Hi Matt .. i don't have any dvd's to reccomend but this might help
http://www.youtube.com/user/Kakushitoride


----------



## St Matt (Jun 3, 2011)

Hi,

Thanks for the link I will take a look at that!


----------



## yorkshirelad (Jun 3, 2011)

Check out the link below. These DVDs concentrateon single techniques as opposed to the entire syllabus of a system of Aiki-Jutsu. The third DVD may be of interest to you as it concentrates on weapon disarms.http://www.shuyokan.com/content/shuyokan-ryu-aikido-dvds


----------



## K-man (Jun 4, 2011)

One you might consider:
"The Hidden Roots of Aikido: Aiki Jujutsu Daitoryu - Secret Techniques of an Ancient Martial Art", by Shiro Omiya.  

 :asian:


----------



## St Matt (Jun 7, 2011)

Yorkshirelad, thanks for the link.
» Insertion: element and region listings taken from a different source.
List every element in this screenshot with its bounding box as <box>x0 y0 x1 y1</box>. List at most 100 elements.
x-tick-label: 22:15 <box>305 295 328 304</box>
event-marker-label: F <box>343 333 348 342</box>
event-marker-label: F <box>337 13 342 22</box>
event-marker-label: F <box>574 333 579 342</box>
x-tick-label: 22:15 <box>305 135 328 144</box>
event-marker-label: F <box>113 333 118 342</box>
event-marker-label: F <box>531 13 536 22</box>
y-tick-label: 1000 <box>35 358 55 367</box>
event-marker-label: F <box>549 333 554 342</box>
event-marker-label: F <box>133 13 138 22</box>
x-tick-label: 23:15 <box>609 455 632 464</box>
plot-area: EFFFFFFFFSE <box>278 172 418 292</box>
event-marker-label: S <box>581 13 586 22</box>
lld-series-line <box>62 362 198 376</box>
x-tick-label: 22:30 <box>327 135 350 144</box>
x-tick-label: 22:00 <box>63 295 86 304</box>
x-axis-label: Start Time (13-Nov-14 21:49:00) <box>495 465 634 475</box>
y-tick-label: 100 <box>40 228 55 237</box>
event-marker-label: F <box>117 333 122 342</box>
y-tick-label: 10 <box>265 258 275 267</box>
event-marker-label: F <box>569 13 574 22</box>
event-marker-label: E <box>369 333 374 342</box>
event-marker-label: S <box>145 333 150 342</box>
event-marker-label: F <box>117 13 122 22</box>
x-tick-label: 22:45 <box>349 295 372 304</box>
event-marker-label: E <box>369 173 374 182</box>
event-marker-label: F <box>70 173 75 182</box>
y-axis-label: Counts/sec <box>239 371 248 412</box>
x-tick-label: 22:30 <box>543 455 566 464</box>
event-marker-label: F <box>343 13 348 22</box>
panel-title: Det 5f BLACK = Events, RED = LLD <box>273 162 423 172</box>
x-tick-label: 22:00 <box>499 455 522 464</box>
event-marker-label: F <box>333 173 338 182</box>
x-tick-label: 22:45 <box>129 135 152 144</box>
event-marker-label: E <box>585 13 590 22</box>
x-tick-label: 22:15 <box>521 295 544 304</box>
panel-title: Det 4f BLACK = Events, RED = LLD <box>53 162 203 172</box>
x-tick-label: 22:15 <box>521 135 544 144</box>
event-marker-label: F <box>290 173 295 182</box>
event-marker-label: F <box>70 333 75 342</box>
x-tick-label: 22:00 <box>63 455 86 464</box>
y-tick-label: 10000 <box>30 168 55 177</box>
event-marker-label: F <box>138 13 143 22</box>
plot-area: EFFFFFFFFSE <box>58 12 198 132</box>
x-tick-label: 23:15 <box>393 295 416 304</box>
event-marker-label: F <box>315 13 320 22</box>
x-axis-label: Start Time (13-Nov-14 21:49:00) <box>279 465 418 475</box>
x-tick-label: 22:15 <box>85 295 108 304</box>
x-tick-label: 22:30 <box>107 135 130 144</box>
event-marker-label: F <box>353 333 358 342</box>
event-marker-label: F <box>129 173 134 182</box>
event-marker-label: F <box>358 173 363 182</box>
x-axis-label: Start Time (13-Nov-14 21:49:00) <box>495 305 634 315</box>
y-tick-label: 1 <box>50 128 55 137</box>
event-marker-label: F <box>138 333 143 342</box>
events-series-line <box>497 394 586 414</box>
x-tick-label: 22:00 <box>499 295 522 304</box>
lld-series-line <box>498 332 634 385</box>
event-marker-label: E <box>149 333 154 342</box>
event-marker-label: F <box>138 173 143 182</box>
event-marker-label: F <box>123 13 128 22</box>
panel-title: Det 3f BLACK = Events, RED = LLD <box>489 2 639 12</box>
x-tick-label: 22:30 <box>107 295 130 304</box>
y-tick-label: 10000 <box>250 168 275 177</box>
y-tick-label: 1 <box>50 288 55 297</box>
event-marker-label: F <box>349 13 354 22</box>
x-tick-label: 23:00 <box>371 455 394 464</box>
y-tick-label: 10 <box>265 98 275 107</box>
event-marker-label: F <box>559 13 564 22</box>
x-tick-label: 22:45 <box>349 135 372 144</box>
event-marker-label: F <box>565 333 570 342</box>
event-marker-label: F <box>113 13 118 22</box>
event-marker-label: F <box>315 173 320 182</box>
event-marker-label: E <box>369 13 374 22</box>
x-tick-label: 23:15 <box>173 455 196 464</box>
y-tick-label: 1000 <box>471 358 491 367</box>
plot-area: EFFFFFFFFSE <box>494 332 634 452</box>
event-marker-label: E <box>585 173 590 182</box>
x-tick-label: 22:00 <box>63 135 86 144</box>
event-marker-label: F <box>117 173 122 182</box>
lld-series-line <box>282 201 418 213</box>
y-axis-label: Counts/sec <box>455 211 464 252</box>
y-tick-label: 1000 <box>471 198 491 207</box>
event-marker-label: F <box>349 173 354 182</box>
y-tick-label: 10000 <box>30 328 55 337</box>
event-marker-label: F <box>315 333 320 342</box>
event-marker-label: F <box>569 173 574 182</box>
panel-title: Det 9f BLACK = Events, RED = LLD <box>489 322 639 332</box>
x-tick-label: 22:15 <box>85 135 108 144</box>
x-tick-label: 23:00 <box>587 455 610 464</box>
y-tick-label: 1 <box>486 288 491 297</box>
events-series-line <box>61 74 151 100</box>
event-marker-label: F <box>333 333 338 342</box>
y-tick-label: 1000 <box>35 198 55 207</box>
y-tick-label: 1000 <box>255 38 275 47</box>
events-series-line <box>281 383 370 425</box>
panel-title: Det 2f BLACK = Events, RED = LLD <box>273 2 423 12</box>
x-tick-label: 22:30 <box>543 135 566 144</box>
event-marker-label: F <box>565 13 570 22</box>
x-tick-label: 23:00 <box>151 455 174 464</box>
Are these DVD's a mail order item? It says collect from the Dojo only but I may have missed something?

K-man thanks, I have recently purchased this book and I am finding it very interesting.


----------



## yorkshirelad (Jun 8, 2011)

St Matt said:


> Yorkshirelad, thanks for the link. Are these DVD's a mail order item? It says collect from the Dojo only but I may have missed something?
> 
> K-man thanks, I have recently purchased this book and I am finding it very interesting.


 
Go to the Shuyokan website and I believe you can order the DVDs and pay through Paypal.


----------



## St Matt (Jun 10, 2011)

Thanks yorkshirelad I will check it out!


----------



## Jose Garrido (Jun 16, 2011)

You can always go to www.budovideos.com and look under aikijujutsu. I personally recommend the videos by Kondo Katsuyuki. They are all instructional.

Jose Garrido


----------



## St Matt (Jun 20, 2011)

Thanks Jose thats great!


----------